An estimate published by The New York Times puts the
figure at 3.8 million. The actual number could be even
higher.
-
Greater
Cost Shifting to Seniors and Taxpayers. Because
of the way that Congress drafted the Medicare drug provisions, many
large employers will be able to get approximately $71 billion worth
of taxpayer subsidies for the costs of providing the drug coverage
to retirees over the next 10 years, even if they shift more of the
total cost onto retirees. As a result, many seniors will be paying
more out of pocket for an inferior drug benefit while employers
collect new taxpayer subsidies. This, too, will ensure that
Congress receives angry calls and letters next year.
-
Disruption
of Existing Drug Coverage for the Poor. For 6.4
million seniors on Medicaid, their drug coverage ends on January 1,
2006. Preliminary research shows that these beneficiaries see
no reason why they should be forced to change their existing drug
coverage. Meanwhile, state Medicaid officials, by their own
account, face serious practical difficulties in meeting the
congressionally imposed deadlines for enrolling millions of these
very poor seniors, including those in nursing homes, in Medicare
within the statutory timetables.
-
More
Bureaucracy and Red Tape. Before
enactment of the Medicare Modernization Act, total CMS staff
numbered 4,500. However, the new law is increasing the size of the
Medicare bureaucracy and broadening its regulatory reach. The CMS
says it will need to add at least 500 new employees to administer
the drug benefit.
A Better
Policy. Short of
outright repeal, Congress could at least delay the drug
entitlement and avoid the massive cost and disruption guaranteed by
its implementation. To this end, Representative Jeff Flake (R-AZ)

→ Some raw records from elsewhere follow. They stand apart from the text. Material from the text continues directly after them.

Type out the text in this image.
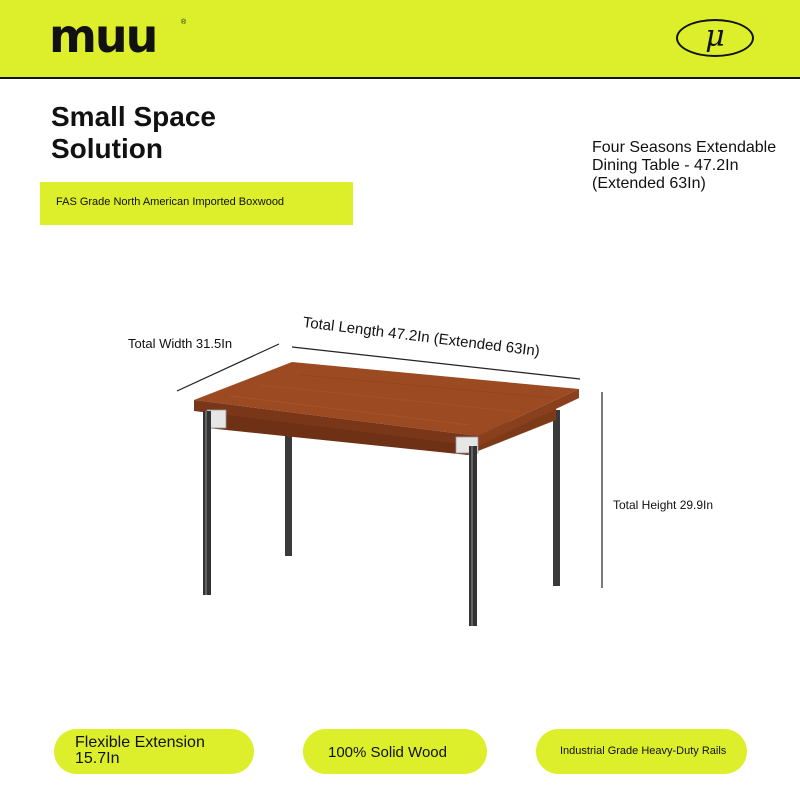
muu	®	μ
Small Space
Solution
FAS Grade North American Imported Boxwood
Four Seasons Extendable
Dining Table - 47.2In
(Extended 63In)
Total Width 31.5In	Total Length 47.2In (Extended 63In)
Total Height 29.9In
Flexible Extension
15.7In	100% Solid Wood	Industrial Grade Heavy-Duty Rails
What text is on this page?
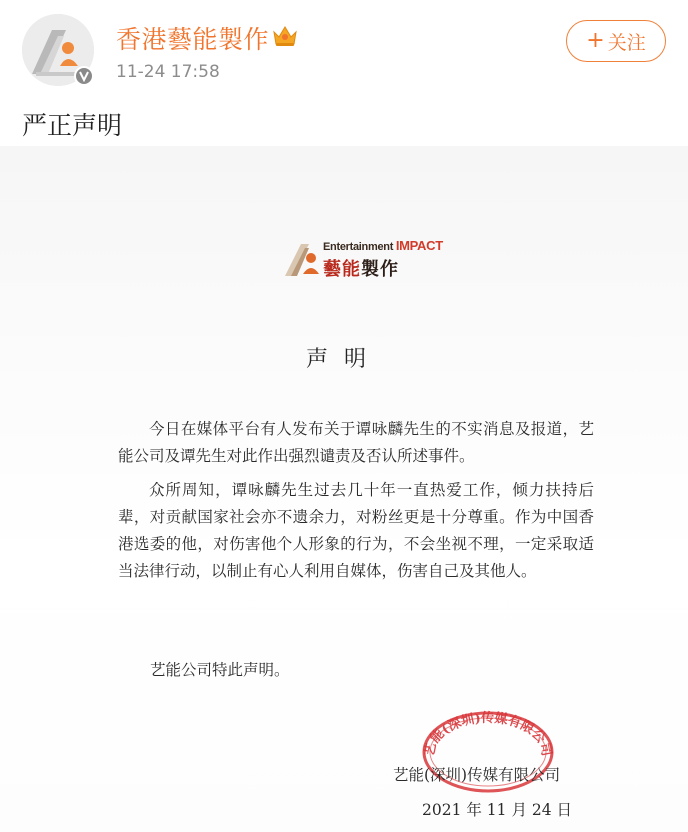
香港藝能製作
11-24 17:58
+ 关注
严正声明
Entertainment IMPACT
藝能製作
声明

今日在媒体平台有人发布关于谭咏麟先生的不实消息及报道，艺能公司及谭先生对此作出强烈谴责及否认所述事件。

众所周知，谭咏麟先生过去几十年一直热爱工作，倾力扶持后辈，对贡献国家社会亦不遗余力，对粉丝更是十分尊重。作为中国香港选委的他，对伤害他个人形象的行为，不会坐视不理，一定采取适当法律行动，以制止有心人利用自媒体，伤害自己及其他人。

艺能公司特此声明。
艺能(深圳)传媒有限公司
艺能(深圳)传媒有限公司
2021 年 11 月 24 日
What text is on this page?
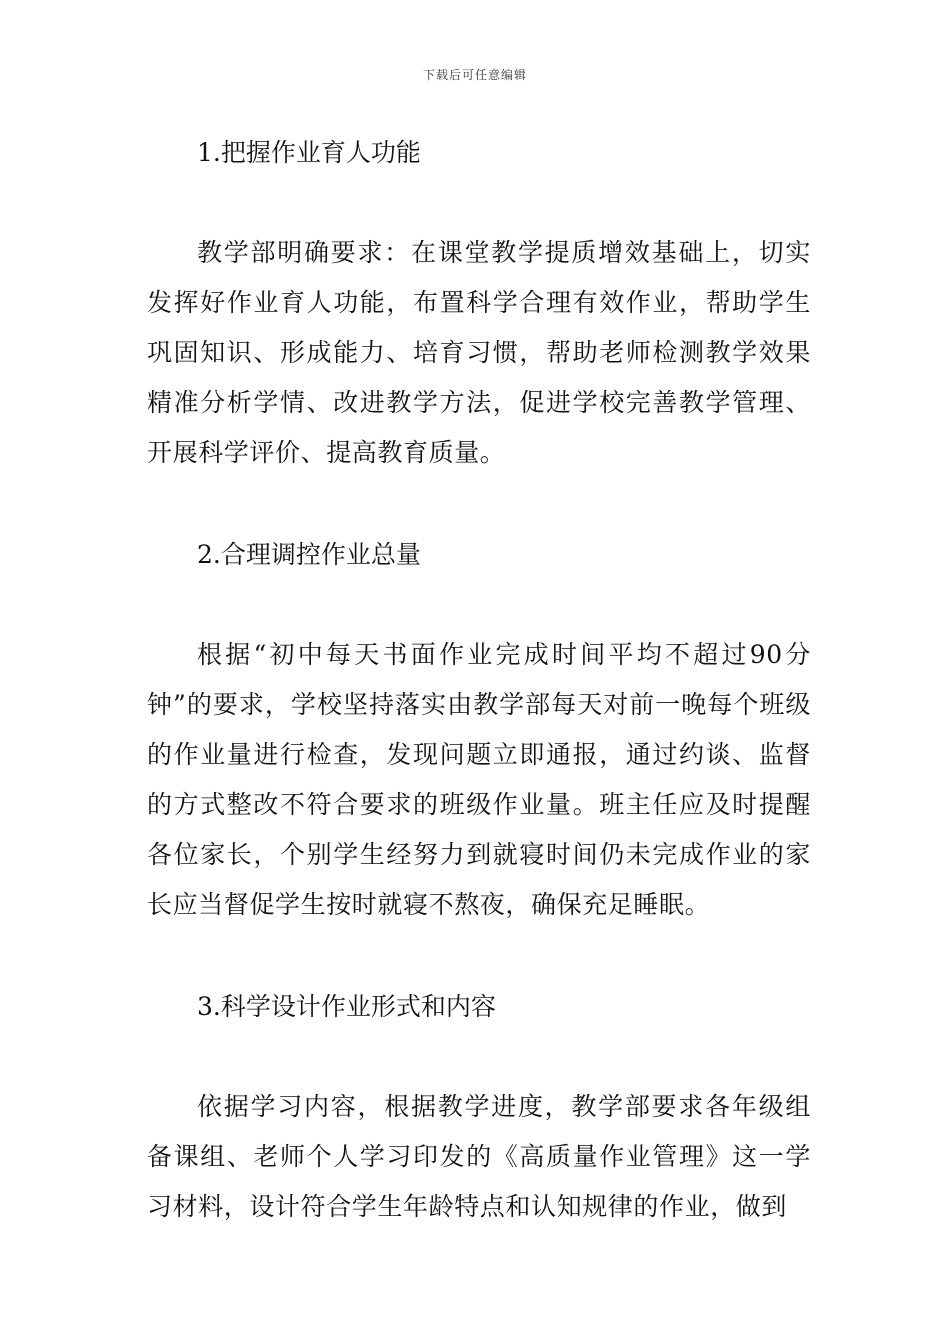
下载后可任意编辑
1.把握作业育人功能

教学部明确要求：在课堂教学提质增效基础上，切实发挥好作业育人功能，布置科学合理有效作业，帮助学生巩固知识、形成能力、培育习惯，帮助老师检测教学效果精准分析学情、改进教学方法，促进学校完善教学管理、开展科学评价、提高教育质量。

2.合理调控作业总量

根据“初中每天书面作业完成时间平均不超过90分钟”的要求，学校坚持落实由教学部每天对前一晚每个班级的作业量进行检查，发现问题立即通报，通过约谈、监督的方式整改不符合要求的班级作业量。班主任应及时提醒各位家长，个别学生经努力到就寝时间仍未完成作业的家长应当督促学生按时就寝不熬夜，确保充足睡眠。

3.科学设计作业形式和内容

依据学习内容，根据教学进度，教学部要求各年级组备课组、老师个人学习印发的《高质量作业管理》这一学习材料，设计符合学生年龄特点和认知规律的作业，做到
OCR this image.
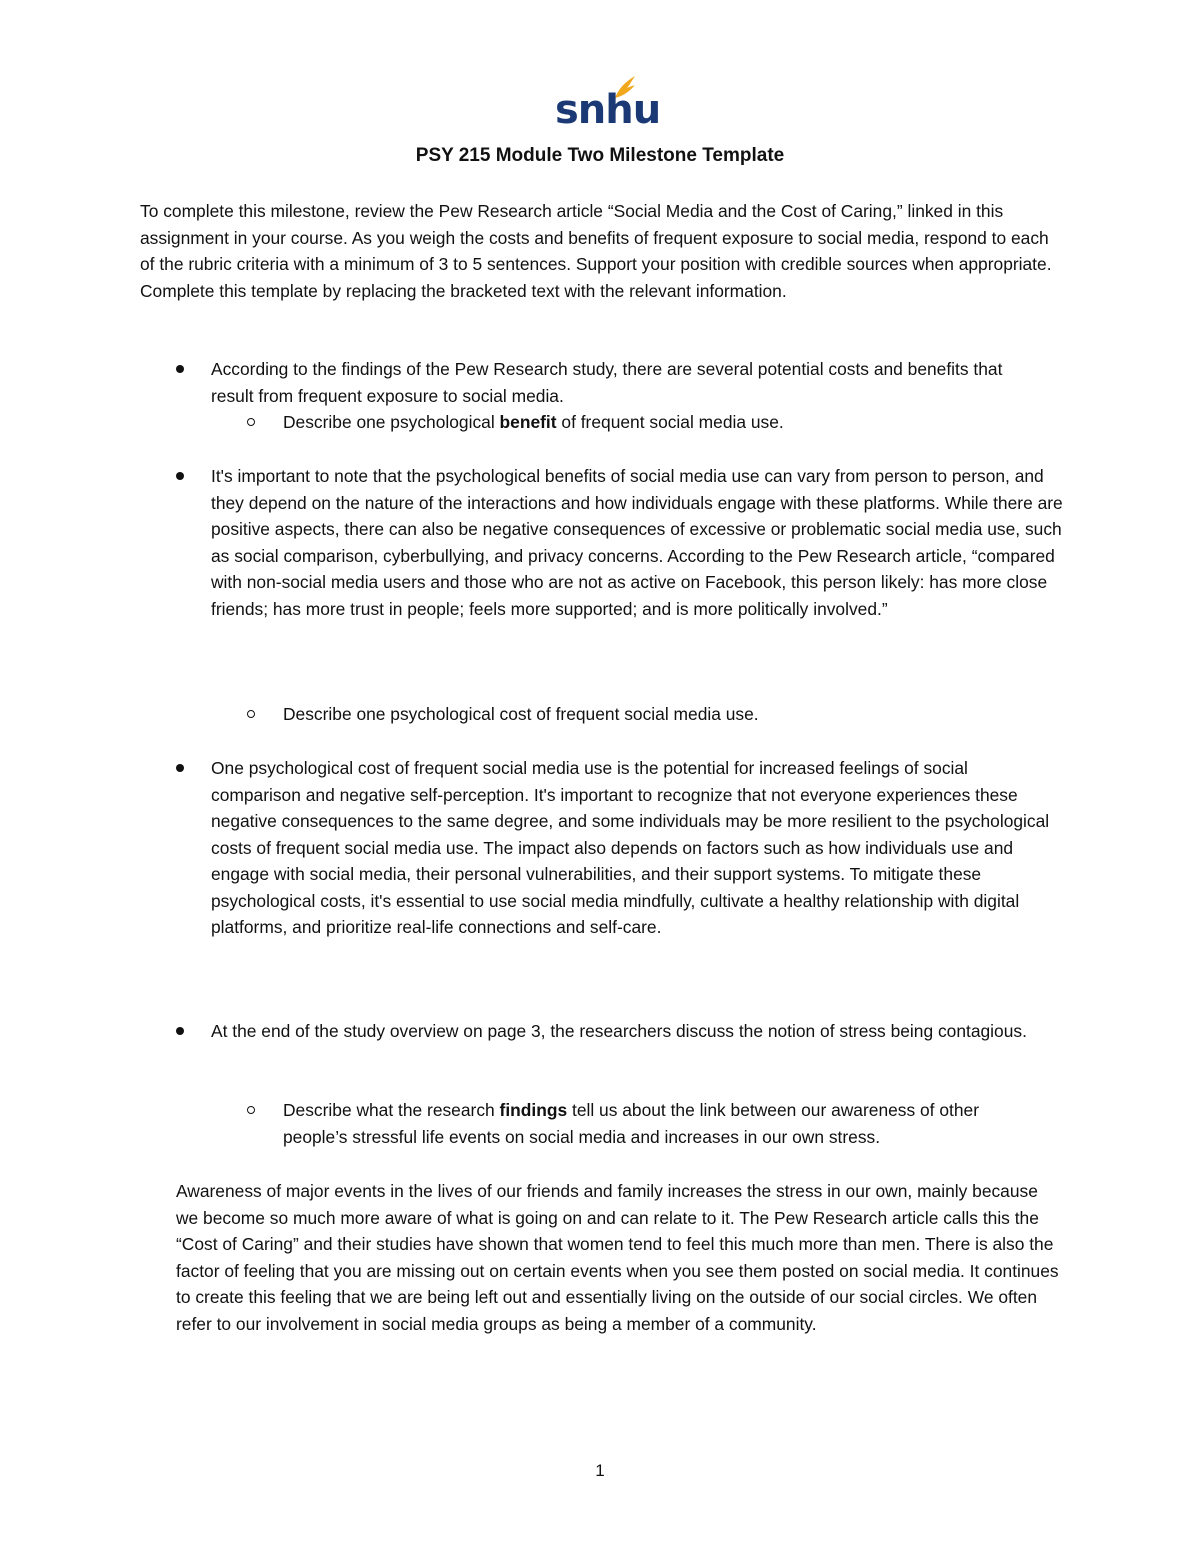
snhu
PSY 215 Module Two Milestone Template

To complete this milestone, review the Pew Research article “Social Media and the Cost of Caring,” linked in this assignment in your course. As you weigh the costs and benefits of frequent exposure to social media, respond to each of the rubric criteria with a minimum of 3 to 5 sentences. Support your position with credible sources when appropriate. Complete this template by replacing the bracketed text with the relevant information.

According to the findings of the Pew Research study, there are several potential costs and benefits that result from frequent exposure to social media.

Describe one psychological benefit of frequent social media use.

It's important to note that the psychological benefits of social media use can vary from person to person, and they depend on the nature of the interactions and how individuals engage with these platforms. While there are positive aspects, there can also be negative consequences of excessive or problematic social media use, such as social comparison, cyberbullying, and privacy concerns. According to the Pew Research article, “compared with non-social media users and those who are not as active on Facebook, this person likely: has more close friends; has more trust in people; feels more supported; and is more politically involved.”

Describe one psychological cost of frequent social media use.

One psychological cost of frequent social media use is the potential for increased feelings of social comparison and negative self-perception. It's important to recognize that not everyone experiences these negative consequences to the same degree, and some individuals may be more resilient to the psychological costs of frequent social media use. The impact also depends on factors such as how individuals use and engage with social media, their personal vulnerabilities, and their support systems. To mitigate these psychological costs, it's essential to use social media mindfully, cultivate a healthy relationship with digital platforms, and prioritize real-life connections and self-care.

At the end of the study overview on page 3, the researchers discuss the notion of stress being contagious.

Describe what the research findings tell us about the link between our awareness of other people’s stressful life events on social media and increases in our own stress.

Awareness of major events in the lives of our friends and family increases the stress in our own, mainly because we become so much more aware of what is going on and can relate to it. The Pew Research article calls this the “Cost of Caring” and their studies have shown that women tend to feel this much more than men. There is also the factor of feeling that you are missing out on certain events when you see them posted on social media. It continues to create this feeling that we are being left out and essentially living on the outside of our social circles. We often refer to our involvement in social media groups as being a member of a community.

1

has proposed the Prescription Drug COST (Control Overspending to
Save Taxpayers) Containment Act of 2005 (H.R. 1382). The bill
would delay the onset of the drug entitlement for one year, retain
Medicaid drug coverage for the dual-eligible beneficiaries in 2006
under current terms and conditions, and continue to provide the
Medicare drug discount card and subsidies to low-income persons for
another year.
A delay
of a year or longer would not only save tens of billions of dollars
in the first year alone, but also enable Congress to take the time
to fashion a rational and responsible drug benefit and to
determine precisely how the taxpayers and seniors are going to
finance it. Meanwhile, Congress can still target generous help to
seniors who do not have drug coverage or who need direct help in
purchasing drug coverage.
Robert
E. Moffit, Ph.D., is Director of the Center for
Health Policy Studies at The Heritage Foundation.